Day 137 – John 18:39-19:16

King of the Jews.

John 18:39-19:16

Then Pilate had Jesus flogged with a lead-tipped whip. The soldiers wove a crown of thorns and put it on his head, and they put a purple robe on him. “Hail! King of the Jews!” they mocked, as they slapped him across the face. – John 19:1-3 NLT

The entire scene of Jesus’ trial before Pilate has a surreal, almost fictional quality to it. It is hard to imagine that all of it actually took place. Even though the events surrounding His trial are very familiar, I still find it difficult to grasp that the Son of God subjected Himself to that kind of abuse all for my sake. The very idea of the most powerful being in the universe, appearing in human form, and allowing those He had created to mock, reject and ultimately kill Him is a shock to the system. The whole story has a mythical feel about it. But we believe it to be true. We don’t see it as a story at all, but as actual historical fact. Every aspect of it took place. As preposterous as it all may sound and unbelievable as it may seem to be, the Son of God DID subject Himself to the abuse and rejection of men. And throughout the proceedings, as Pilate, the soldiers, the Jewish religious leaders, and the people, mocked Jesus, calling Him “King of the Jews,” they were actually speaking truth. He really WAS the King of the Jews. The religious leaders demanded His death claiming, “By our law he ought to die because he called himself the Son of God” (John 19:7 NLT). And He really WAS the Son of God. But they refused to acknowledge it and were seemingly incapable of recognizing it. To them, He was nothing more than a blasphemer and a lunatic.

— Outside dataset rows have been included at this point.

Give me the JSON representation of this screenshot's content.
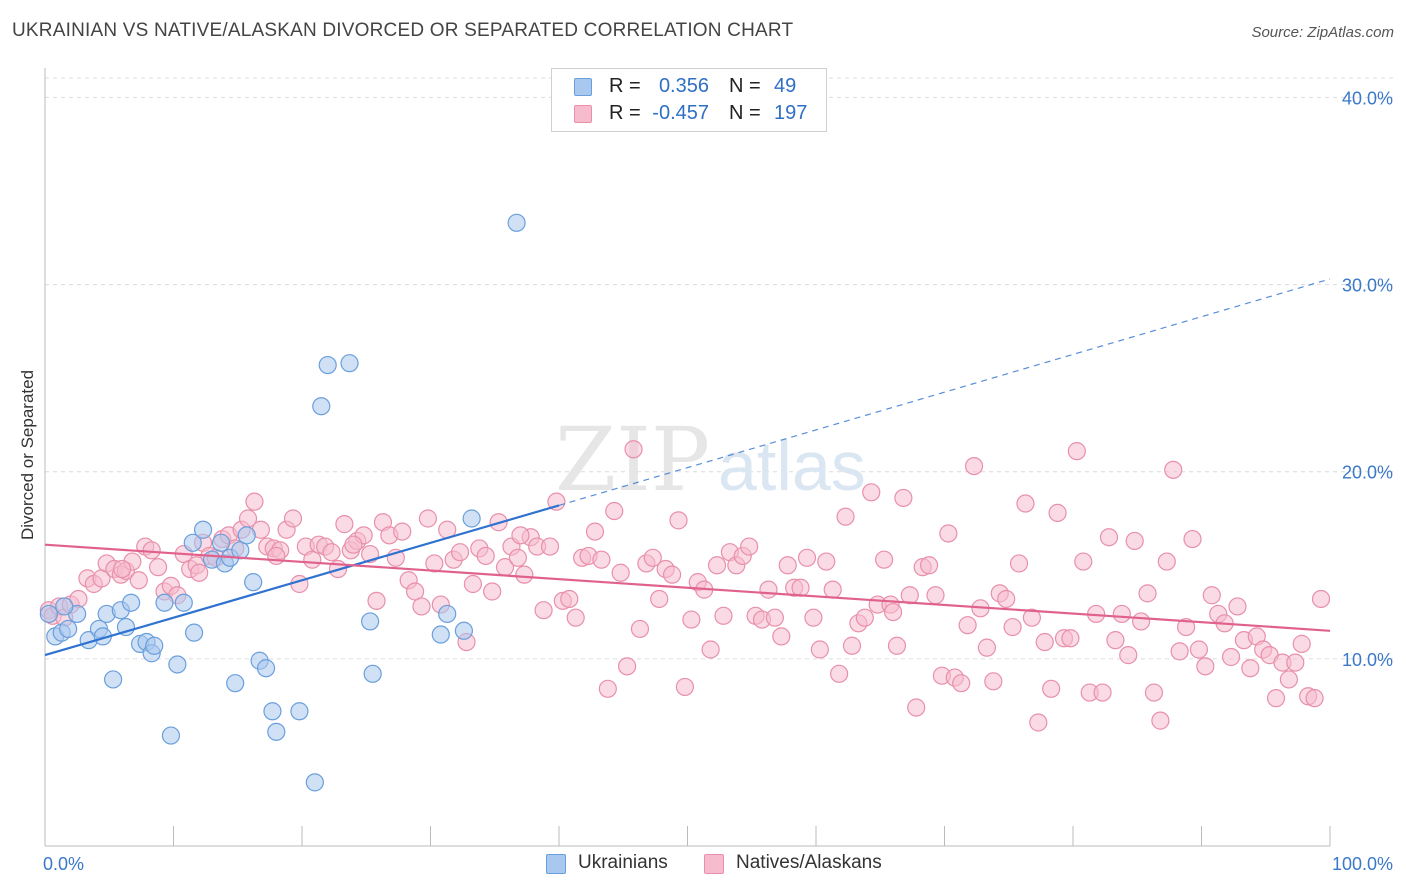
{
  "header": {
    "title": "UKRAINIAN VS NATIVE/ALASKAN DIVORCED OR SEPARATED CORRELATION CHART",
    "source": "Source: ZipAtlas.com"
  },
  "watermark": {
    "zip": "ZIP",
    "atlas": "atlas"
  },
  "legend": {
    "rows": [
      {
        "r_label": "R =",
        "r_value": "0.356",
        "n_label": "N =",
        "n_value": "49"
      },
      {
        "r_label": "R =",
        "r_value": "-0.457",
        "n_label": "N =",
        "n_value": "197"
      }
    ]
  },
  "colors": {
    "blue_fill": "#a9c8ef",
    "blue_stroke": "#6a9fdc",
    "blue_line": "#2f72d0",
    "pink_fill": "#f6bccd",
    "pink_stroke": "#e890aa",
    "pink_line": "#e0628c",
    "tick_label": "#3a78c9",
    "grid": "#dcdcdc"
  },
  "chart_data": {
    "type": "scatter",
    "title": "UKRAINIAN VS NATIVE/ALASKAN DIVORCED OR SEPARATED CORRELATION CHART",
    "ylabel": "Divorced or Separated",
    "xlabel": "",
    "xlim": [
      0,
      100
    ],
    "ylim": [
      0,
      42
    ],
    "x_tick_labels": [
      "0.0%",
      "100.0%"
    ],
    "y_ticks": [
      10,
      20,
      30,
      40
    ],
    "y_tick_labels": [
      "10.0%",
      "20.0%",
      "30.0%",
      "40.0%"
    ],
    "grid": true,
    "legend_position": "bottom",
    "series": [
      {
        "name": "Ukrainians",
        "color": "#a9c8ef",
        "trend": {
          "x": [
            0,
            40
          ],
          "y": [
            10.2,
            18.2
          ],
          "dashed_extension_to": [
            100,
            30.3
          ]
        },
        "points": [
          [
            0.3,
            12.4
          ],
          [
            0.8,
            11.2
          ],
          [
            1.3,
            11.4
          ],
          [
            1.8,
            11.6
          ],
          [
            2.5,
            12.4
          ],
          [
            3.4,
            11.0
          ],
          [
            4.2,
            11.6
          ],
          [
            4.5,
            11.2
          ],
          [
            4.8,
            12.4
          ],
          [
            5.3,
            8.9
          ],
          [
            5.9,
            12.6
          ],
          [
            6.3,
            11.7
          ],
          [
            6.7,
            13.0
          ],
          [
            7.4,
            10.8
          ],
          [
            7.9,
            10.9
          ],
          [
            8.3,
            10.3
          ],
          [
            8.5,
            10.7
          ],
          [
            9.3,
            13.0
          ],
          [
            9.8,
            5.9
          ],
          [
            10.3,
            9.7
          ],
          [
            10.8,
            13.0
          ],
          [
            11.5,
            16.2
          ],
          [
            11.6,
            11.4
          ],
          [
            12.3,
            16.9
          ],
          [
            13.0,
            15.3
          ],
          [
            13.7,
            16.2
          ],
          [
            14.0,
            15.1
          ],
          [
            14.4,
            15.4
          ],
          [
            14.8,
            8.7
          ],
          [
            15.2,
            15.8
          ],
          [
            15.7,
            16.6
          ],
          [
            16.2,
            14.1
          ],
          [
            16.7,
            9.9
          ],
          [
            17.2,
            9.5
          ],
          [
            17.7,
            7.2
          ],
          [
            18.0,
            6.1
          ],
          [
            19.8,
            7.2
          ],
          [
            21.0,
            3.4
          ],
          [
            21.5,
            23.5
          ],
          [
            22.0,
            25.7
          ],
          [
            23.7,
            25.8
          ],
          [
            25.3,
            12.0
          ],
          [
            25.5,
            9.2
          ],
          [
            30.8,
            11.3
          ],
          [
            31.3,
            12.4
          ],
          [
            32.6,
            11.5
          ],
          [
            33.2,
            17.5
          ],
          [
            36.7,
            33.3
          ],
          [
            1.5,
            12.8
          ]
        ]
      },
      {
        "name": "Natives/Alaskans",
        "color": "#f6bccd",
        "trend": {
          "x": [
            0,
            100
          ],
          "y": [
            16.1,
            11.5
          ]
        },
        "points": [
          [
            0.3,
            12.6
          ],
          [
            0.6,
            12.3
          ],
          [
            1.1,
            12.8
          ],
          [
            1.5,
            12.2
          ],
          [
            2.0,
            12.9
          ],
          [
            2.6,
            13.2
          ],
          [
            3.3,
            14.3
          ],
          [
            3.8,
            14.0
          ],
          [
            4.4,
            14.3
          ],
          [
            4.8,
            15.1
          ],
          [
            5.4,
            14.8
          ],
          [
            5.9,
            14.5
          ],
          [
            6.3,
            14.7
          ],
          [
            6.8,
            15.2
          ],
          [
            7.3,
            14.2
          ],
          [
            7.8,
            16.0
          ],
          [
            8.3,
            15.8
          ],
          [
            8.8,
            14.9
          ],
          [
            9.3,
            13.6
          ],
          [
            9.8,
            13.9
          ],
          [
            10.3,
            13.4
          ],
          [
            10.8,
            15.6
          ],
          [
            11.3,
            14.8
          ],
          [
            11.8,
            15.0
          ],
          [
            12.3,
            16.2
          ],
          [
            12.8,
            15.5
          ],
          [
            13.3,
            15.4
          ],
          [
            13.8,
            16.4
          ],
          [
            14.3,
            16.6
          ],
          [
            14.8,
            15.9
          ],
          [
            15.3,
            16.9
          ],
          [
            15.8,
            17.5
          ],
          [
            16.3,
            18.4
          ],
          [
            16.8,
            16.9
          ],
          [
            17.3,
            16.0
          ],
          [
            17.8,
            15.9
          ],
          [
            18.3,
            15.8
          ],
          [
            18.8,
            16.9
          ],
          [
            19.3,
            17.5
          ],
          [
            19.8,
            14.0
          ],
          [
            20.3,
            16.0
          ],
          [
            20.8,
            15.3
          ],
          [
            21.3,
            16.1
          ],
          [
            21.8,
            16.0
          ],
          [
            22.3,
            15.7
          ],
          [
            22.8,
            14.8
          ],
          [
            23.3,
            17.2
          ],
          [
            23.8,
            15.8
          ],
          [
            24.3,
            16.3
          ],
          [
            24.8,
            16.6
          ],
          [
            25.3,
            15.6
          ],
          [
            25.8,
            13.1
          ],
          [
            26.3,
            17.3
          ],
          [
            26.8,
            16.6
          ],
          [
            27.3,
            15.4
          ],
          [
            27.8,
            16.8
          ],
          [
            28.3,
            14.2
          ],
          [
            28.8,
            13.6
          ],
          [
            29.3,
            12.8
          ],
          [
            29.8,
            17.5
          ],
          [
            30.3,
            15.1
          ],
          [
            30.8,
            12.9
          ],
          [
            31.3,
            16.9
          ],
          [
            31.8,
            15.3
          ],
          [
            32.3,
            15.7
          ],
          [
            32.8,
            10.9
          ],
          [
            33.3,
            14.0
          ],
          [
            33.8,
            15.9
          ],
          [
            34.3,
            15.5
          ],
          [
            34.8,
            13.6
          ],
          [
            35.3,
            17.3
          ],
          [
            35.8,
            14.9
          ],
          [
            36.3,
            16.0
          ],
          [
            36.8,
            15.4
          ],
          [
            37.3,
            14.5
          ],
          [
            37.8,
            16.5
          ],
          [
            38.3,
            16.0
          ],
          [
            38.8,
            12.6
          ],
          [
            39.3,
            16.0
          ],
          [
            39.8,
            18.4
          ],
          [
            40.3,
            13.1
          ],
          [
            40.8,
            13.2
          ],
          [
            41.3,
            12.2
          ],
          [
            41.8,
            15.4
          ],
          [
            42.3,
            15.5
          ],
          [
            42.8,
            16.8
          ],
          [
            43.3,
            15.3
          ],
          [
            43.8,
            8.4
          ],
          [
            44.3,
            17.9
          ],
          [
            44.8,
            14.6
          ],
          [
            45.3,
            9.6
          ],
          [
            45.8,
            21.2
          ],
          [
            46.3,
            11.6
          ],
          [
            46.8,
            15.1
          ],
          [
            47.3,
            15.4
          ],
          [
            47.8,
            13.2
          ],
          [
            48.3,
            14.8
          ],
          [
            48.8,
            14.5
          ],
          [
            49.3,
            17.4
          ],
          [
            49.8,
            8.5
          ],
          [
            50.3,
            12.1
          ],
          [
            50.8,
            14.1
          ],
          [
            51.3,
            13.7
          ],
          [
            51.8,
            10.5
          ],
          [
            52.3,
            15.0
          ],
          [
            52.8,
            12.3
          ],
          [
            53.3,
            15.7
          ],
          [
            53.8,
            15.0
          ],
          [
            54.3,
            15.5
          ],
          [
            54.8,
            16.0
          ],
          [
            55.3,
            12.3
          ],
          [
            55.8,
            12.1
          ],
          [
            56.3,
            13.7
          ],
          [
            56.8,
            12.2
          ],
          [
            57.3,
            11.2
          ],
          [
            57.8,
            15.0
          ],
          [
            58.3,
            13.8
          ],
          [
            58.8,
            13.8
          ],
          [
            59.3,
            15.4
          ],
          [
            59.8,
            12.2
          ],
          [
            60.3,
            10.5
          ],
          [
            60.8,
            15.2
          ],
          [
            61.3,
            13.7
          ],
          [
            61.8,
            9.2
          ],
          [
            62.3,
            17.6
          ],
          [
            62.8,
            10.7
          ],
          [
            63.3,
            11.9
          ],
          [
            63.8,
            12.2
          ],
          [
            64.3,
            18.9
          ],
          [
            64.8,
            12.9
          ],
          [
            65.3,
            15.3
          ],
          [
            65.8,
            12.9
          ],
          [
            66.3,
            10.7
          ],
          [
            66.8,
            18.6
          ],
          [
            67.3,
            13.4
          ],
          [
            67.8,
            7.4
          ],
          [
            68.3,
            14.9
          ],
          [
            68.8,
            15.0
          ],
          [
            69.3,
            13.4
          ],
          [
            69.8,
            9.1
          ],
          [
            70.3,
            16.7
          ],
          [
            70.8,
            9.0
          ],
          [
            71.3,
            8.7
          ],
          [
            71.8,
            11.8
          ],
          [
            72.3,
            20.3
          ],
          [
            72.8,
            12.7
          ],
          [
            73.3,
            10.6
          ],
          [
            73.8,
            8.8
          ],
          [
            74.3,
            13.5
          ],
          [
            74.8,
            13.2
          ],
          [
            75.3,
            11.7
          ],
          [
            75.8,
            15.1
          ],
          [
            76.3,
            18.3
          ],
          [
            76.8,
            12.2
          ],
          [
            77.3,
            6.6
          ],
          [
            77.8,
            10.9
          ],
          [
            78.3,
            8.4
          ],
          [
            78.8,
            17.8
          ],
          [
            79.3,
            11.1
          ],
          [
            79.8,
            11.1
          ],
          [
            80.3,
            21.1
          ],
          [
            80.8,
            15.2
          ],
          [
            81.3,
            8.2
          ],
          [
            81.8,
            12.4
          ],
          [
            82.3,
            8.2
          ],
          [
            82.8,
            16.5
          ],
          [
            83.3,
            11.0
          ],
          [
            83.8,
            12.4
          ],
          [
            84.3,
            10.2
          ],
          [
            84.8,
            16.3
          ],
          [
            85.3,
            12.0
          ],
          [
            85.8,
            13.5
          ],
          [
            86.3,
            8.2
          ],
          [
            86.8,
            6.7
          ],
          [
            87.3,
            15.2
          ],
          [
            87.8,
            20.1
          ],
          [
            88.3,
            10.4
          ],
          [
            88.8,
            11.7
          ],
          [
            89.3,
            16.4
          ],
          [
            89.8,
            10.5
          ],
          [
            90.3,
            9.6
          ],
          [
            90.8,
            13.4
          ],
          [
            91.3,
            12.4
          ],
          [
            91.8,
            11.9
          ],
          [
            92.3,
            10.1
          ],
          [
            92.8,
            12.8
          ],
          [
            93.3,
            11.0
          ],
          [
            93.8,
            9.5
          ],
          [
            94.3,
            11.2
          ],
          [
            94.8,
            10.5
          ],
          [
            95.3,
            10.2
          ],
          [
            95.8,
            7.9
          ],
          [
            96.3,
            9.8
          ],
          [
            96.8,
            8.9
          ],
          [
            97.3,
            9.8
          ],
          [
            97.8,
            10.8
          ],
          [
            98.3,
            8.0
          ],
          [
            98.8,
            7.9
          ],
          [
            99.3,
            13.2
          ],
          [
            66.0,
            12.5
          ],
          [
            37.0,
            16.6
          ],
          [
            24.0,
            16.1
          ],
          [
            18.0,
            15.5
          ],
          [
            12.0,
            14.6
          ],
          [
            6.0,
            14.8
          ]
        ]
      }
    ]
  }
}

All throughout John’s account, the term “King of the Jews” is repeated. Pilate refers to Jesus as “this King of the Jews” hoping to get the people to see how ridiculous the whole affair was. Jesus had already been beaten. He would have looked disheveled and anything but royal in His appearance. So Pilate seems to be attempting to get the people to understand that the only thing for which Jesus was guilty was delusion. He thought Himself to be a king. The soldiers mocked Jesus, crushing a crown of thorns on His head and wrapping a purple robe about His shoulders, shouting, “Hail! King of the Jews!” The people remind Pilate “anyone who declares himself a king is a rebel against Caesar” (John 19:12 NLT). Finally, Pilate presented Jesus to the people saying, “Look, here is your king!.” but one of the leading priests shouted back, “We have no king but Caesar!” The entire episode revolved around Jesus’ Kingship. Here was the King of the Jews, the King of kings and Lord of lords, standing right in front of them, and their only response was, “Away with him! Crucify him!” They were refusing Jesus as their King. They were rejecting Jesus as their Lord. And in so doing, they were going to miss the opportunity to have Jesus as their Savior.

The most fascinating exchange of the entire scene is the one between Jesus and Pilate. Here was the Roman governor, backed by the power of the Roman government, seemingly holding the fate of the Son of God in his hands. Pilate told Jesus, “Don’t you realize that I have the power to release you or crucify you?” Pilate was frustrated by the whole ordeal. He was trying to help Jesus gain His freedom, but Jesus seemed to be uncooperative. In Pilate’s mind, he was the deciding factor in this trial. He had the full power and backing of Rome to do with Jesus as he wished. But Jesus informed him otherwise. “You would have no power over me at all unless it were give to you from above” (John 19:11 NLT). Pilate’s authority was God-ordained. Even Rome’s power and global dominance was under the control of God Himself. And Pilate’s authority over Jesus’ life or death was completely in the hands of God. He could do nothing to Jesus that God had not ordained or would allow. The King was in complete control. The sovereign ruler of the universe was orchestrating events just as He had planned them. Pilate was a bit player in God’s grand redemptive play. The religious leaders were chess pieces in the hand of God, accomplishing His will, all the while they were gloating over their seeming victory over Jesus.

Jesus may not have looked like a king. He may not have acted like a king. He did not have all the trappings and royal attributes of a king. But He was King nonetheless. And He was willingly subjecting Himself to His Father’s plan. He was obediently fulfilling His Father’s will – all so that the very people who were demanding His death, might have access to eternal life. He was going to die so that they might be able to receive forgiveness, even for having put Him to death. The King was going to give His life for His own people. He would sacrifice His life for theirs. So when Pilate presented Jesus before the people, covered in blood, draped in a purple robe and wearing a crown of thorns, he shouted, “Look, here is your king!” And no truer words were ever spoken.

The creation killing its creator. It all sounds so ludicrous, so unbelievable. It comes across like a science fiction novel. But it is true. It actually happened. As hard to believe as it may be, it actually took place, just as John recorded it. Father, never let the reality of that day escape me. Don’t let me lose the absolute awe of what took place. Your Son, the King of kings and Lord of lords, subjected Himself to the ridicule and rejection of those He came to save. He willingly died so that we might live. Unbelievable. Amen.